Dans les zones France ruralités revitalisation, les communes disposent de possibilités d’exonération pour certaines chambres d’hôtes et certains locaux classés meublés de tourisme. Cette exonération dépend d’une délibération locale et d’une déclaration dans les délais.

Le formulaire dédié doit en principe parvenir au centre des finances publiques avant le 1er mars de l’année pour laquelle le contribuable demande l’exonération. Il faut donc anticiper bien avant la réception de l’avis.

Ne confondez pas exonération de taxe et exonération de majoration

Une personne peut rester redevable de la taxe d’habitation de base tout en obtenant l’annulation de la majoration appliquée par la commune. À l’inverse, certaines situations particulières suppriment la taxe elle-même. Cette distinction explique pourquoi deux réclamations ressemblant à première vue peuvent produire des résultats très différents.

Le même réflexe vaut pour la taxe foncière. Notre article sur le plafonnement de la taxe foncière montre qu’exonération, plafonnement et remise gracieuse correspondent à des mécanismes distincts.

Comment déposer une réclamation ?

Le contribuable peut utiliser la messagerie sécurisée de son espace fiscal, écrire à son centre des finances publiques ou se rendre au guichet. Il doit identifier le logement, l’année concernée, le motif précis et joindre les justificatifs.

Le dépôt d’une réclamation ne suspend pas automatiquement le paiement. Le contribuable peut toutefois demander un sursis de paiement dans les conditions prévues. Il vaut mieux agir dès réception de l’avis plutôt que d’attendre la date limite.

Quel rôle pour la commune et France Services ?

La commune vote éventuellement le taux et la majoration lorsqu’elle y est autorisée. En revanche, elle ne traite pas la réclamation individuelle à la place de la DGFiP. Le centre des finances publiques reste l’interlocuteur compétent pour corriger l’imposition.

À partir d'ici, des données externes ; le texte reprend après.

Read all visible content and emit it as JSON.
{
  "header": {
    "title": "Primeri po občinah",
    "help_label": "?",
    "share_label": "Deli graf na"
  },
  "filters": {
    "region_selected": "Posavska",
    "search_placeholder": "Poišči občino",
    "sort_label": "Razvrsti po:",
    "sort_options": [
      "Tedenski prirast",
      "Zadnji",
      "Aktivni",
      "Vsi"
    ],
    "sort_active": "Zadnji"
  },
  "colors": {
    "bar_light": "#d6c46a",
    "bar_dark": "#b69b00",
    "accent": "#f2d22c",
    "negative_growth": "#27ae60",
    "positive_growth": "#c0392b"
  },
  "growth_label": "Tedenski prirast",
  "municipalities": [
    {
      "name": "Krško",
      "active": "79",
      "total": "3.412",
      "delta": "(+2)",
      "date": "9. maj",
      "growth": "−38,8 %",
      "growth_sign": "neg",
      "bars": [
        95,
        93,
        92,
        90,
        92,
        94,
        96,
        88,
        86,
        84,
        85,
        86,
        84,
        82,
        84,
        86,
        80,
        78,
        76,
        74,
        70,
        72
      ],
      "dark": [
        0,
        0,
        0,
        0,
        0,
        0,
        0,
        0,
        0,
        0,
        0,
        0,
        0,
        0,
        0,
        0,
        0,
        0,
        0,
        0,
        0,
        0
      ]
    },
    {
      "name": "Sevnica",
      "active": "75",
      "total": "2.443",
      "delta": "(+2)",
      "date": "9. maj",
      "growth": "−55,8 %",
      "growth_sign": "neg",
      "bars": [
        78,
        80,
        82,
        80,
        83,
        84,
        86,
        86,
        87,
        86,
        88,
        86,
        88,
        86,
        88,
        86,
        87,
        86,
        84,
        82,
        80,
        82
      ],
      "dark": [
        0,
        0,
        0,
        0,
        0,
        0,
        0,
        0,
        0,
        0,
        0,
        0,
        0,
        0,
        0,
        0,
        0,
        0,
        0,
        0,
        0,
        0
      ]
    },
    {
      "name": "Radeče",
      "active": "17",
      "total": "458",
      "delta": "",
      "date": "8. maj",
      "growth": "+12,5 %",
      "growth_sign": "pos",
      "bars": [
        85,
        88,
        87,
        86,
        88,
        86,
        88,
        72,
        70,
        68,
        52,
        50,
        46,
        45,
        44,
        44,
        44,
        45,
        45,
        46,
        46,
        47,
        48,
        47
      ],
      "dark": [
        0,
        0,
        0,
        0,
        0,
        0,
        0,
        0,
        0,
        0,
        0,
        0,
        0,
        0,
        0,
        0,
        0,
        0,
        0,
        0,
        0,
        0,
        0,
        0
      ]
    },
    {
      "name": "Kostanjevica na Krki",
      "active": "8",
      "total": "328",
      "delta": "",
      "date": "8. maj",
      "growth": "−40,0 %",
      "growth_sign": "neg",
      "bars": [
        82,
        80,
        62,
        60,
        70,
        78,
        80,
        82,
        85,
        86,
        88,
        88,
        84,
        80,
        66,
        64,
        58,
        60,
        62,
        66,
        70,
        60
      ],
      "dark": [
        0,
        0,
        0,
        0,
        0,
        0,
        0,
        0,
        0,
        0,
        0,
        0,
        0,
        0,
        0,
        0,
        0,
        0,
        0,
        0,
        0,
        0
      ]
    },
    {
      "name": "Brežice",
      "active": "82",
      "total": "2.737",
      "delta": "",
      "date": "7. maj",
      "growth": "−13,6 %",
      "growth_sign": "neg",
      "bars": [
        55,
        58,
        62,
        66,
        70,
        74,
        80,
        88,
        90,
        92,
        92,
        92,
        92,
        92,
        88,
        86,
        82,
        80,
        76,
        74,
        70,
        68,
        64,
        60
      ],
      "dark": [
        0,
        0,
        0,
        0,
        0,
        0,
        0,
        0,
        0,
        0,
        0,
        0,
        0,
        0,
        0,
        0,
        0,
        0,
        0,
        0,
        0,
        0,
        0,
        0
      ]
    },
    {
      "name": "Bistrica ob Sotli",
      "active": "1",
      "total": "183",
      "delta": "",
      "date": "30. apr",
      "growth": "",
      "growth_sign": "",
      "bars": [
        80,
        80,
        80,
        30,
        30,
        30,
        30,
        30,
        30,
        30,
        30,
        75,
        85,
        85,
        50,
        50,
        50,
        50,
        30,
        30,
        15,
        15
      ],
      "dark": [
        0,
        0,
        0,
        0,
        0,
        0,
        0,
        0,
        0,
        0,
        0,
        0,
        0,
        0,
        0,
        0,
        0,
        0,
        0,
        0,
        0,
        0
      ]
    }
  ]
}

Une maison France Services peut aider à accéder à l’espace fiscal et à transmettre les pièces. Pour les exonérations locales liées à certains meublés en ZFRR, la délibération communale doit aussi être vérifiée.

La check-list pratique avant d’agir

Taxe d’habitation

Avant toute démarche, réunissez les documents qui prouvent votre situation, notez les dates importantes et demandez une réponse écrite à l’organisme compétent. Cette méthode évite les malentendus téléphoniques et facilite un recours si la première réponse ne correspond pas aux règles applicables.

Vérifiez aussi les conséquences financières avant de signer un accord ou d’accepter une modification. Un échéancier, une clause contractuelle ou une régularisation peut résoudre le problème immédiat tout en créant un coût futur. Une simulation chiffrée et la conservation des justificatifs restent donc indispensables.

Ce qu’il faut retenir

La taxe d’habitation sur les résidences secondaires reste la règle en 2026. Cependant, l’ancien logement d’une personne entrée en établissement, certaines contraintes professionnelles, un logement inhabitable ou certaines activités touristiques en zone rurale peuvent ouvrir des allègements.

Avant de réclamer, identifiez si vous demandez la suppression de la taxe, celle de la majoration ou une exonération locale. Cette précision augmente les chances d’obtenir une réponse rapide et évite de déposer une demande juridiquement mal ciblée.